During his work on the development of the central nervous system Edelman had his attention drawn to molecules that acted like glues between cells, and it is on these molecules that he builds the entire edifice of his general theory of development. These molecules, called CAMs (cell adhesion molecules) and SAMs (surface adhesion molecules), are turned on and off in cycles. By affecting the surface properties of cells they cause cells to aggregate; this is followed by the movements of sheets of cells across each other and along noncellular matrices of materials that are secreted by other cells. This is the origin of the large movements and foldings of tissue that give rise to the general shape of an organism and account for the location of tissue. In some unspecified way the surface interactions of cells with their neighbors then turn on special regulatory genes within cells, which, in turn, switch on and off the genes responsible for cytodifferentiation. At every stage it is the local interactions of cells and tissues that determine the further movement, division, and differentiation of cells in the locality, which lead to yet further new local interactions, and so on to adulthood.

But, you may object, how does an entire, integrated, functioning organism arise from this anarchy of local control? Where is the invisible hand? By asking that question, Edelman says, you reveal that you are still mired in nineteenth-century pre-Darwinian teleology. The invisible hand is natural selection. There is nothing intrinsic to the process of development that leads to an integrated functioning organism, any more than there is anything intrinsic to the process of mutation that leads to better-adapted organisms. Those developmental processes that lead to a nonfunctioning organism have been lost in evolution because the bearers of those faulty programs left no progeny. All that is left is the collection of local processes that give the appearance of overall coordination because they work. The invisible hand of development is the very one that the Scottish economists extended to Darwin. Although the molecular details of the process of development occupy the attention of Edelman, and are likely to be the center of attention for most of his biologically trained readers, it is his sweeping away of the teleological element lurking in most accounts of development that is most insightful and most radical. Although biologists constantly decry teleology, they have not been able to free themselves of it in their explanation either of development or of cognitive functions.
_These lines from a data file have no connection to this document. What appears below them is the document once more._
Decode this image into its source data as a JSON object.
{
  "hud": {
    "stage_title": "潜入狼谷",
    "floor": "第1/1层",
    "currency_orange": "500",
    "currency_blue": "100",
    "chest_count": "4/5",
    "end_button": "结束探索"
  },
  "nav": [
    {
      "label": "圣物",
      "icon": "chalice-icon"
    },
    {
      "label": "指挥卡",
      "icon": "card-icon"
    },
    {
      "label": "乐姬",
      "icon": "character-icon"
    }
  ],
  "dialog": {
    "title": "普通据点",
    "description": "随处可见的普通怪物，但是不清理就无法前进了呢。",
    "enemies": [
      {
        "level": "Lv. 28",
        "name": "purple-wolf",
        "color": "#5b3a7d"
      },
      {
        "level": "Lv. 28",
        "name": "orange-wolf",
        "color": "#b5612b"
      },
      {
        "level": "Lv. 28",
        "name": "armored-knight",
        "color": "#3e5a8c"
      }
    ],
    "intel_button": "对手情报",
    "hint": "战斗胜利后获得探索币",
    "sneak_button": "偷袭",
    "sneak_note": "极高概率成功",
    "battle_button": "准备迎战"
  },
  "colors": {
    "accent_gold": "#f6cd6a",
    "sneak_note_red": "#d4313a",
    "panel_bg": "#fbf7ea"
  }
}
By constructing a theory of development that is nothing but the collection of quasi-independent local events, filtered through natural selection, Edelman has offered reductionist biology its last chance of encompassing development in its epistemological program.

Topobiology is a hard book to read, even for a professional biologist. Part of the reason is that it is a hard subject with an immense phenomenology ranging from the anatomical to the molecular and with a relevant literature extending back into the mists of antiquity. But partly the subject has been obfuscated by Edelman’s language. As I read, I thought of the famous sentence in Czech, “Put your finger down your throat,” which is said not to have a single vowel. There are whole paragraphs in Topobiology without a monosyllable (including “and” and “the”). In a euphuistic frenzy of polysyllabism Edelman refers to chewing and swallowing as “mastication and deglutition.” The author is certainly not an uncultured scientific idiot savant (as adolescents, he and I together learned to declaim Corneille, Racine, and lesser French classics at a school devoted to such manifestations of high culture). It may be that Edelman believes that large subjects demand large words. In some instances, at least, the imprecision of high-flown vocabulary seems designed to substitute for a precision of ideas. If so, it is too bad, because the importance of his project, and the opportunity it offers biologists to vindicate their faith in the analytic method where they have consistently failed before, would be more than enough justification for Edelman to use, repeatedly, those three little Anglo-Saxon words: “I don’t know.”